(RxWiki News) The majority of prostate cancer patients may receive the same treatment. There are other options, however, and they may be underused.
A new study found that radiation therapy was the most commonly used treatment among older prostate cancer patients. Radiation therapy may come with side effects, and, in some cases, less aggressive treatments may work instead.
Prostate cancer is the most common type of cancer among American men, according to the American Cancer Society (ACS). Treatment can involve methods like radiation therapy or prostatectomy, in which the prostate is surgically removed.
"These men may experience considerable detriments of quality of life owing to sexual, urinary, and/or rectal toxic effects associated with these treatments," wrote the authors of this new study, led by Jim C. Hu, MD, of the David Geffen School of Medicine at the University of California, Los Angeles.
The ACS notes that prostate cancer can sometimes grow very slowly and may never require treatment. In these cases, an "active surveillance" method may be used, in which the doctor and patient monitor the cancer to see if it advances and requires further treatment. This is also sometimes called "watchful waiting."
As the ACS pointed out, there are risks and benefits for every treatment type. In watchful waiting, one risk is that the disease might be given the chance to grow and spread. Some men might not be comfortable with this method.
According to Dr. Hu and team, past research has found that many patients and their doctors were opting for more aggressive treatments over watchful waiting or active surveillance.
These researchers wanted to explore what treatments prostate cancer patients were opting for. To do so, they used National Cancer Institute and Medicare data to identify more than 37,000 men with prostate cancer. All the men were 65 or older.
These men were all diagnosed between 2004 and 2007 and were followed until the end of 2009. The type of treatment they received was recorded.
Dr. Hu and team found that, overall, the most common treatment for prostate cancer was radiation therapy — 57.9 percent of the patients received this treatment.

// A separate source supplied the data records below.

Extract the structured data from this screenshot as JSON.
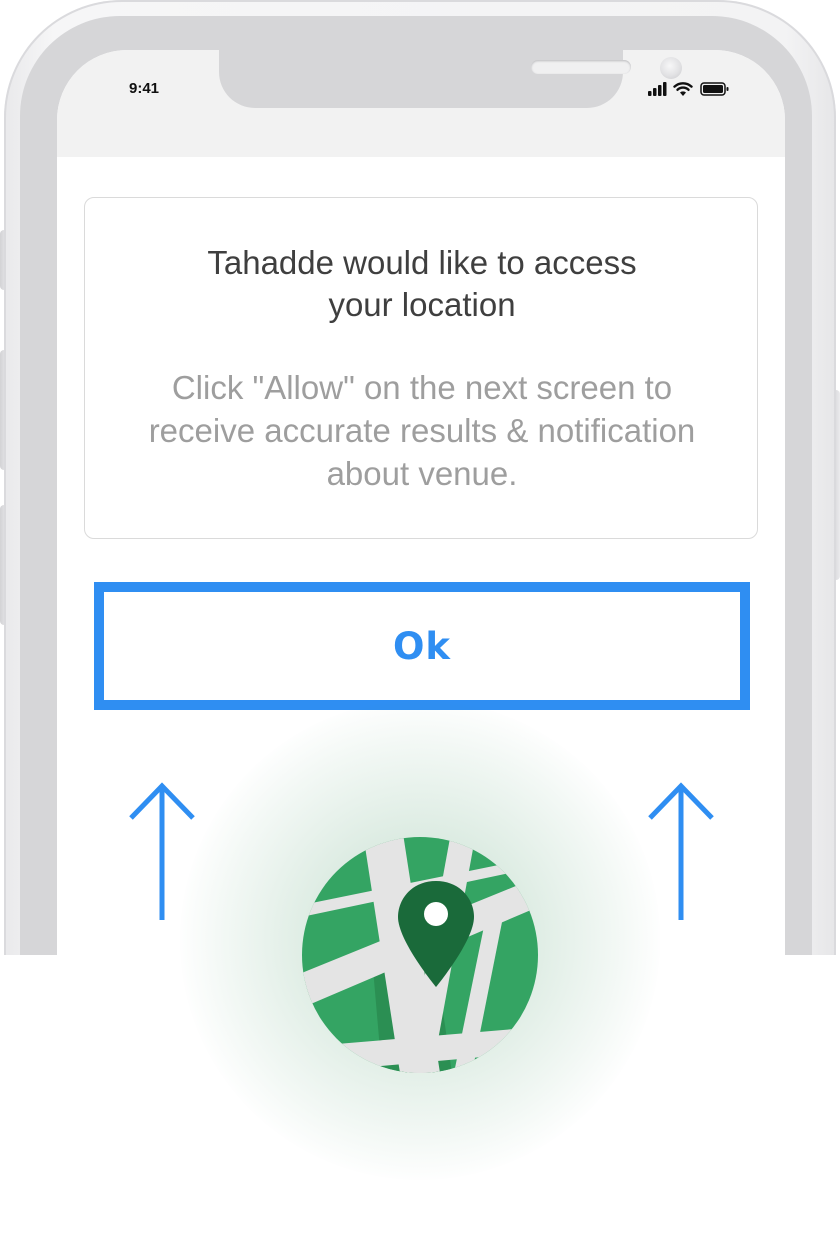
{
  "status_bar": {
    "time": "9:41",
    "icons": [
      "cellular-signal-icon",
      "wifi-icon",
      "battery-icon"
    ]
  },
  "permission_card": {
    "title": "Tahadde would like to access\nyour location",
    "description": "Click \"Allow\" on the next screen to\nreceive accurate results & notification\nabout venue."
  },
  "ok_button": {
    "label": "Ok"
  },
  "decorations": {
    "arrows": [
      "arrow-up-icon",
      "arrow-up-icon"
    ],
    "badge": "map-location-pin-icon"
  },
  "colors": {
    "accent": "#2f8ef2",
    "map_green": "#34a463",
    "pin_green": "#1a6a3a",
    "title_text": "#3f3f3f",
    "body_text": "#9e9e9e"
  }
}
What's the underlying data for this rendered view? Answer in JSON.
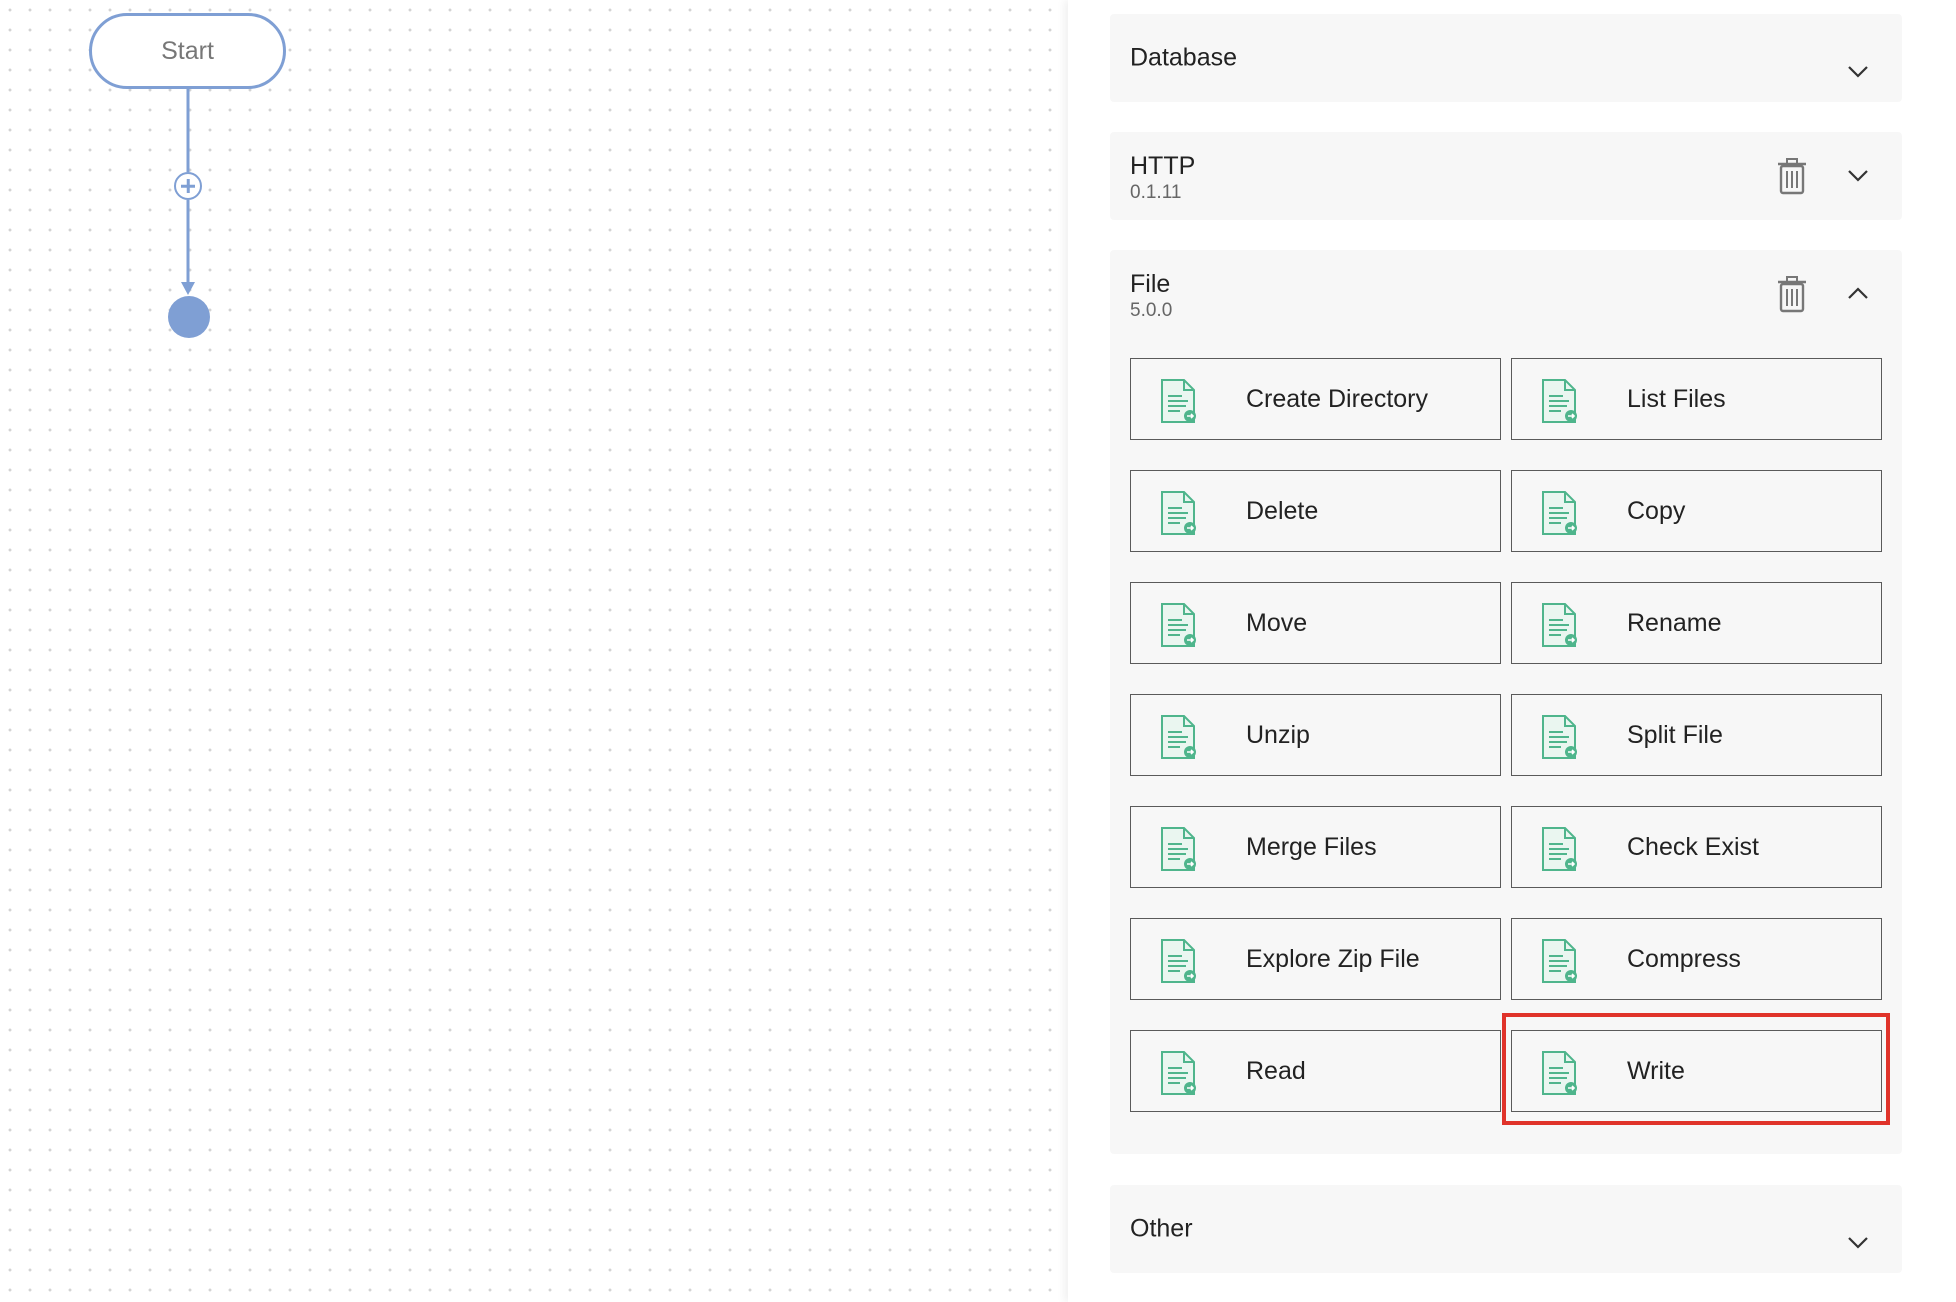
{
  "flow": {
    "start_label": "Start"
  },
  "panel": {
    "sections": {
      "database": {
        "title": "Database",
        "expanded": false
      },
      "http": {
        "title": "HTTP",
        "version": "0.1.11",
        "expanded": false
      },
      "file": {
        "title": "File",
        "version": "5.0.0",
        "expanded": true,
        "actions": [
          "Create Directory",
          "List Files",
          "Delete",
          "Copy",
          "Move",
          "Rename",
          "Unzip",
          "Split File",
          "Merge Files",
          "Check Exist",
          "Explore Zip File",
          "Compress",
          "Read",
          "Write"
        ]
      },
      "other": {
        "title": "Other",
        "expanded": false
      }
    }
  },
  "colors": {
    "flow_accent": "#7f9fd4",
    "file_icon_green": "#4fb58c",
    "highlight_red": "#e0332a"
  },
  "icons": {
    "chevron_collapsed": "chevron-down-icon",
    "chevron_expanded": "chevron-up-icon",
    "delete": "trash-icon",
    "action": "file-document-icon"
  },
  "highlighted_action": "Write"
}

Radical prostatectomy was the next most common treatment type, used by 19.1 percent of the patients. Only 9.6 percent of the patients used watchful waiting or active surveillance.
Dr. Hu and team noted that radiation therapy rates appeared to be increasing. These researchers suggested that active surveillance may be underused. They stressed, however, that further research is needed to understand why patients and doctors choose certain treatment methods.
In an editorial about this study, Charles L. Bennett, MD, PhD, of the South Carolina College of Pharmacy in Columbia, and team also stressed that more research into this complicated issue is needed.
One issue Dr. Bennett and team highlighted was that, though grouped together in this study, active surveillance and watchful waiting may be considered two different treatment plans.
The ACS explained that, in some cases, active surveillance may involve more tests, exams and screenings, while watchful waiting might imply the use of fewer tests and a greater reliance on the patient's symptoms.
Dr. Bennett and team noted that while more studies that explore the usage of different treatments are needed, so are studies exploring the effectiveness of these treatments.
Deciding which treatment is correct for individual cases of prostate cancer is a complicated issue. Patients should have detailed discussions with their doctors to help find the best approach for their case.
The study and editorial were published online Feb. 19 in JAMA Oncology.
The National Institutes of Health and the Department of Defense funded this research. Dr. Hu and team disclosed no conflicts of interest.